Define reaction quotient. How does it differ from equilibrium constant?

Short Answer

Expert verified
The reaction quotient (\(Q_c\)) is the ratio of the concentrations of the products of a reaction to the concentrations of the reactants at any given moments during a reaction, each raised to their stoichiometrically appropriate powers. The equilibrium constant (\(K_c\)) is the value of \(Q_c\) when the reaction has reached equilibrium. The key difference between them is that \(Q_c\) can be calculated at any point during a reaction, while \(K_c\) is only calculated when the reaction has reached equilibrium.

Step by step solution

01

Definition of Reaction Quotient

The Reaction Quotient, \(Q_c\), for a reaction is a ratio that is equal to the concentrations of the products of a reaction, raised to the respective stoichiometric coefficients, divided by the concentrations of the reactants, also raised to their stoichiometric coefficients, at any given moments during a reaction. The subscript \(c\) indicates that the concentrations are used to define \(Q\). For a general reaction, \(aA + bB \rightarrow cC + dD\), the reaction quotient is given by: \(Q_c = \frac{[C]^c [D]^d}{[A]^a [B]^b}\)
02

Definition of Equilibrium Constant

The equilibrium constant is a special case of the reaction quotient.

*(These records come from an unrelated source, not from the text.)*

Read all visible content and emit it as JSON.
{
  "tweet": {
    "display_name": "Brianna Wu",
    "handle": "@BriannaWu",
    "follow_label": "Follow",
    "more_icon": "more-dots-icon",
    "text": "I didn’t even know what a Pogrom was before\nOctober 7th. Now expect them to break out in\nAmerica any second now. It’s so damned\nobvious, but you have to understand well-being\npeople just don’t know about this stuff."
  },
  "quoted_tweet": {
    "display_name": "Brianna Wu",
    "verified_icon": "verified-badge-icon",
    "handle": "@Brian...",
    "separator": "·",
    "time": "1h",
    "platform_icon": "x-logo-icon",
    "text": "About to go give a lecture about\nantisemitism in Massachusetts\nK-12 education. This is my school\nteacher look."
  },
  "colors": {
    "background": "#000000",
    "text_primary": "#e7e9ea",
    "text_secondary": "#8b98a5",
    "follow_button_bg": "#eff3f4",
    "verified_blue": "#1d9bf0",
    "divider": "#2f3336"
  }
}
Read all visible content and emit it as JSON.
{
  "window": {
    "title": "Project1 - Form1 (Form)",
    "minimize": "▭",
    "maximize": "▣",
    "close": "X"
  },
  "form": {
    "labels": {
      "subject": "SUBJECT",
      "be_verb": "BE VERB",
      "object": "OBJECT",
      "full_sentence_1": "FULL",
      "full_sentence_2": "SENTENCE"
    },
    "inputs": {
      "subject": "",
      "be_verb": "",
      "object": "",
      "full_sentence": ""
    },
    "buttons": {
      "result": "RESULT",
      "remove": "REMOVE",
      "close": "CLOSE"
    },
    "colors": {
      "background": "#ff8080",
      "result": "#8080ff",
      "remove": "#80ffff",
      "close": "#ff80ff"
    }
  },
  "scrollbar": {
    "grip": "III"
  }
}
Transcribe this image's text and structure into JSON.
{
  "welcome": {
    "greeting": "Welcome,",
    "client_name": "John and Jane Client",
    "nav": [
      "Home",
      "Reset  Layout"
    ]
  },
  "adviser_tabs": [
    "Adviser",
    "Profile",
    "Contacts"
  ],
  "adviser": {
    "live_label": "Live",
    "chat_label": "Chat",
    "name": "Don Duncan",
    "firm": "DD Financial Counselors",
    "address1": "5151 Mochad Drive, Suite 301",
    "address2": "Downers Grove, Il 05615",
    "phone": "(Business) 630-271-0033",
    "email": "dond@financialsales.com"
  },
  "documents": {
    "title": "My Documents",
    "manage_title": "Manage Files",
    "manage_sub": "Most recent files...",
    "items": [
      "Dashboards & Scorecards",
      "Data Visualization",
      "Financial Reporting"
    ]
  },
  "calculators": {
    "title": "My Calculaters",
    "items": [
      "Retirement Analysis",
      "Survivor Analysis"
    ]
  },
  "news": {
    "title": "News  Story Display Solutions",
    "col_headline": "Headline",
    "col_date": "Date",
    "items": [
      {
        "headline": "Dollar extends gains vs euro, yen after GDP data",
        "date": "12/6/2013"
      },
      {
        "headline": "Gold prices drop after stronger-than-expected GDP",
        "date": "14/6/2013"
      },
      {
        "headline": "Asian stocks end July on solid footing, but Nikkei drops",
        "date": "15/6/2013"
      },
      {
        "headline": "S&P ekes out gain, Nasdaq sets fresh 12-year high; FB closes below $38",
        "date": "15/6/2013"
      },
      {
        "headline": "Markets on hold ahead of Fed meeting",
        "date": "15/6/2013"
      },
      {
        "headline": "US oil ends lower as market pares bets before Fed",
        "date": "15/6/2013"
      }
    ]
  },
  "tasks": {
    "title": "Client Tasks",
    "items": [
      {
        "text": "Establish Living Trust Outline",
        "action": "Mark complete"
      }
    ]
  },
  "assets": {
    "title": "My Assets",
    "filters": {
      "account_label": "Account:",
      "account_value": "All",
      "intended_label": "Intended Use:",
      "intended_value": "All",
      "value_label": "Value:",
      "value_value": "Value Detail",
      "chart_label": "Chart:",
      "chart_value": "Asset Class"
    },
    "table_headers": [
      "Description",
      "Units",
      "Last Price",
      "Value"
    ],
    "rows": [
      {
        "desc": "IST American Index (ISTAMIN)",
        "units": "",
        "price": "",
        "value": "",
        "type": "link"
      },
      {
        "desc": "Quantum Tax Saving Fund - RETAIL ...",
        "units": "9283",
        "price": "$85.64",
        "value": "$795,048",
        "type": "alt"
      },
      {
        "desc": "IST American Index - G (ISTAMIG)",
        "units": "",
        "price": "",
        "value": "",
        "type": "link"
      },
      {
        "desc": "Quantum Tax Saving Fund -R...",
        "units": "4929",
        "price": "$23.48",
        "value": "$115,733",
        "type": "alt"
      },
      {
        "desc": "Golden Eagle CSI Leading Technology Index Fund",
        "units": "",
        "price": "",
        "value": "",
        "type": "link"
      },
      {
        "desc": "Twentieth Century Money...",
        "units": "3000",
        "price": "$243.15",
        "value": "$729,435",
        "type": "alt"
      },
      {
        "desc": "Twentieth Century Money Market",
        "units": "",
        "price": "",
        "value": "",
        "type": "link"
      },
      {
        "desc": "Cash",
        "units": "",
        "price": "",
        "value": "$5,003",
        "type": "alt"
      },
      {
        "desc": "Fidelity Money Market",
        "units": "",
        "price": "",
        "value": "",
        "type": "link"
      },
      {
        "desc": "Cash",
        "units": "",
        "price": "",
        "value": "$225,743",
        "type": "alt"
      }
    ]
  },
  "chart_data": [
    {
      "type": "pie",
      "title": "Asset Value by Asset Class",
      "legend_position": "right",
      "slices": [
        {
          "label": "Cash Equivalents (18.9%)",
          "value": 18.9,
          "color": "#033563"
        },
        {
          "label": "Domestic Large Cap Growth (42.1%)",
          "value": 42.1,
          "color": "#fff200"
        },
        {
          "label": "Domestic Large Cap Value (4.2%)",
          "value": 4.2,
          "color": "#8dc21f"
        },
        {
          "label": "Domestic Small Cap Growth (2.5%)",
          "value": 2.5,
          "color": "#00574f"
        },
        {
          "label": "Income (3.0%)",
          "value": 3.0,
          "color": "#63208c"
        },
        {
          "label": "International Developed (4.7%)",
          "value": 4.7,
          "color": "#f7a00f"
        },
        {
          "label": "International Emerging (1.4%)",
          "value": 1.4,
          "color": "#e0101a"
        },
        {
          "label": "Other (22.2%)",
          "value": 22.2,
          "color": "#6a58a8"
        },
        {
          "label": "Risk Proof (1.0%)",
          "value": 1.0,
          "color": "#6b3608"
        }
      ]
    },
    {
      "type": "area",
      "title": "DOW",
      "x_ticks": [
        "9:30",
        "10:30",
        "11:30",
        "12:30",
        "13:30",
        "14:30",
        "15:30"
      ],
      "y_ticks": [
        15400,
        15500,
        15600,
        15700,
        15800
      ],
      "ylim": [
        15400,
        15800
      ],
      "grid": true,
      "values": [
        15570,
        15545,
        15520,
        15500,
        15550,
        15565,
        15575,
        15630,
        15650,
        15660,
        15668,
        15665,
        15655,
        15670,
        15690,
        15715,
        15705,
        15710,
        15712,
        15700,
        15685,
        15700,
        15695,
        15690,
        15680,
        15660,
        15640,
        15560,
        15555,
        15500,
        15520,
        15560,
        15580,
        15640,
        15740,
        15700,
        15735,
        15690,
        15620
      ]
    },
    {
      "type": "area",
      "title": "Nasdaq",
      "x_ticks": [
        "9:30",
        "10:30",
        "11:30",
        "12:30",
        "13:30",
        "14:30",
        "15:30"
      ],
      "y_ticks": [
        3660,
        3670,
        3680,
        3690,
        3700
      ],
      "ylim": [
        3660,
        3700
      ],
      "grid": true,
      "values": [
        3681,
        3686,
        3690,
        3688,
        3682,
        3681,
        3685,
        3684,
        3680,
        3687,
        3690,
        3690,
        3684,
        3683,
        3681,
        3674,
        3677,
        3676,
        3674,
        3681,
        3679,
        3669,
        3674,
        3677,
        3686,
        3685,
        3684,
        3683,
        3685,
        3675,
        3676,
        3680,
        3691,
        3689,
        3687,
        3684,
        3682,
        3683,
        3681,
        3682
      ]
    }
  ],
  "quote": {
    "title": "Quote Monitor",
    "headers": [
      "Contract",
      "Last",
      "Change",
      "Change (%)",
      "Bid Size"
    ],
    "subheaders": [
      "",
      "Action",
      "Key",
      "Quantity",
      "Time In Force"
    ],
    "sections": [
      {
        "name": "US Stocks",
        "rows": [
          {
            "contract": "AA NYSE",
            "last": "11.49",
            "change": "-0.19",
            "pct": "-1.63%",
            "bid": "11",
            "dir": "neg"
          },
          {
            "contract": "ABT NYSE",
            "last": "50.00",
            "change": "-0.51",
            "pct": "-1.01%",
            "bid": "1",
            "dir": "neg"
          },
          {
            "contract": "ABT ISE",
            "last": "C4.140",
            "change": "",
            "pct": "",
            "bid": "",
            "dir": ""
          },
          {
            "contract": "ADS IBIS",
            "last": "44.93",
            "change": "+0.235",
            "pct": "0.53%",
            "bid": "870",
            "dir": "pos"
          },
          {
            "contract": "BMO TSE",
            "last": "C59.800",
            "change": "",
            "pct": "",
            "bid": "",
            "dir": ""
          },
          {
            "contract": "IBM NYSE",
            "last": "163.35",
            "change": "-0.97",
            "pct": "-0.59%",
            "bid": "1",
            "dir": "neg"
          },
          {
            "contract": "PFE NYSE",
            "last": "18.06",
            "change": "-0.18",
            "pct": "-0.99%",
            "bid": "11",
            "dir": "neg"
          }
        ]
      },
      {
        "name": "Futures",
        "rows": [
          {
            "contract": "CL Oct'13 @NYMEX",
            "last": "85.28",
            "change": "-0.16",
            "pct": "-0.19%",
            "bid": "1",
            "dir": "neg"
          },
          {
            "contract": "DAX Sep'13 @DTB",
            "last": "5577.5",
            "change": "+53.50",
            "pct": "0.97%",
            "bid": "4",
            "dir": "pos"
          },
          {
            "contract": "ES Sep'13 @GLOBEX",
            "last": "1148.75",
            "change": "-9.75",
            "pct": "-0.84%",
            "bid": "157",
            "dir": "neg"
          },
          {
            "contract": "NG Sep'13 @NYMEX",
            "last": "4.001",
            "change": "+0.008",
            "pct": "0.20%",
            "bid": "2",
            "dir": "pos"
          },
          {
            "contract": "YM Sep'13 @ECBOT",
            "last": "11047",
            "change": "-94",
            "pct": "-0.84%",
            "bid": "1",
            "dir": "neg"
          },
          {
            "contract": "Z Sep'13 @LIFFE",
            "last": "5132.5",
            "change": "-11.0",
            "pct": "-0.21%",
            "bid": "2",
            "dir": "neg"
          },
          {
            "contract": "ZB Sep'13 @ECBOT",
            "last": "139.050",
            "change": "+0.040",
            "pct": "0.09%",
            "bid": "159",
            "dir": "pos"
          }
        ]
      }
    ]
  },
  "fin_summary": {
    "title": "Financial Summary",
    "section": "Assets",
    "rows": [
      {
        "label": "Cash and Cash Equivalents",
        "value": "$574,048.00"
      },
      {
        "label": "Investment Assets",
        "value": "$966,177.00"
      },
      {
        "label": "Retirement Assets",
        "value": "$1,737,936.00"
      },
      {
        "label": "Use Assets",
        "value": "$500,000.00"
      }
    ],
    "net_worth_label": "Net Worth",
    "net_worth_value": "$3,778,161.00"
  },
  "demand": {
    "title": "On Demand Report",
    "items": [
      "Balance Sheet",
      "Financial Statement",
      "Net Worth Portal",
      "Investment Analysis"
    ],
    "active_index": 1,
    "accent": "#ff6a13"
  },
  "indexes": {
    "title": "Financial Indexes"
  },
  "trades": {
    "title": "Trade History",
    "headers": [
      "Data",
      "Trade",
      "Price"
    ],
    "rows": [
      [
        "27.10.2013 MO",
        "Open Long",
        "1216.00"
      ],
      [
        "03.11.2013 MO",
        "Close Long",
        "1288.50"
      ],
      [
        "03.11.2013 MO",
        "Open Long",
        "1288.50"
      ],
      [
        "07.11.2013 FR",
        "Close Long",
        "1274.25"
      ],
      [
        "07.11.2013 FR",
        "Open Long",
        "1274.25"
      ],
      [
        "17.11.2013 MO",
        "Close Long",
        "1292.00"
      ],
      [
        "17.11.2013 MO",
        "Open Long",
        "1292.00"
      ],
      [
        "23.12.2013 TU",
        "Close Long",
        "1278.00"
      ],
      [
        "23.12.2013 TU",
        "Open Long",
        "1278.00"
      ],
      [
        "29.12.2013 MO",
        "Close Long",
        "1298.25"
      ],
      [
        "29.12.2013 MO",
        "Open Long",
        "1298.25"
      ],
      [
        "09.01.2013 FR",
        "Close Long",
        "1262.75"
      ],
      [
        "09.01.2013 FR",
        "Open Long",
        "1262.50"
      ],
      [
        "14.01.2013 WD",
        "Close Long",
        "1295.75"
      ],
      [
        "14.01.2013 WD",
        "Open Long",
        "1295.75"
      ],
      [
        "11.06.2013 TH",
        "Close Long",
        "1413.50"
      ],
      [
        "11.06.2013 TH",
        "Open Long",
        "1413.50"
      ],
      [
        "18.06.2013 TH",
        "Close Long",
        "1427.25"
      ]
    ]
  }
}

It is defined as the value of the reaction quotient when the reaction has reached equilibrium (when the forward and reverse reactions occur at the same rate, resulting in constant concentrations of reactants and products). The equilibrium constant, \(K_c\), is given by: \(K_c = \frac{[C]^c_{eq} [D]^d_{eq}}{[A]^a_{eq} [B]^b_{eq}}\)
03

Distinguishing between Reaction Quotient and Equilibrium Constant

While the reaction quotient and the equilibrium constant may seem similar in form, the key difference between them lies in when they are used. The reaction quotient can be calculated at any point during a reaction, while the equilibrium constant is calculated only when the reaction has reached equilibrium. Also, while the equilibrium constant \(K_c\) remains constant for a given reaction at a specific temperature, regardless of the initial concentrations of reactants and products, \(Q_c\) varies with the concentrations of reactants and products at any given point in time during the reaction.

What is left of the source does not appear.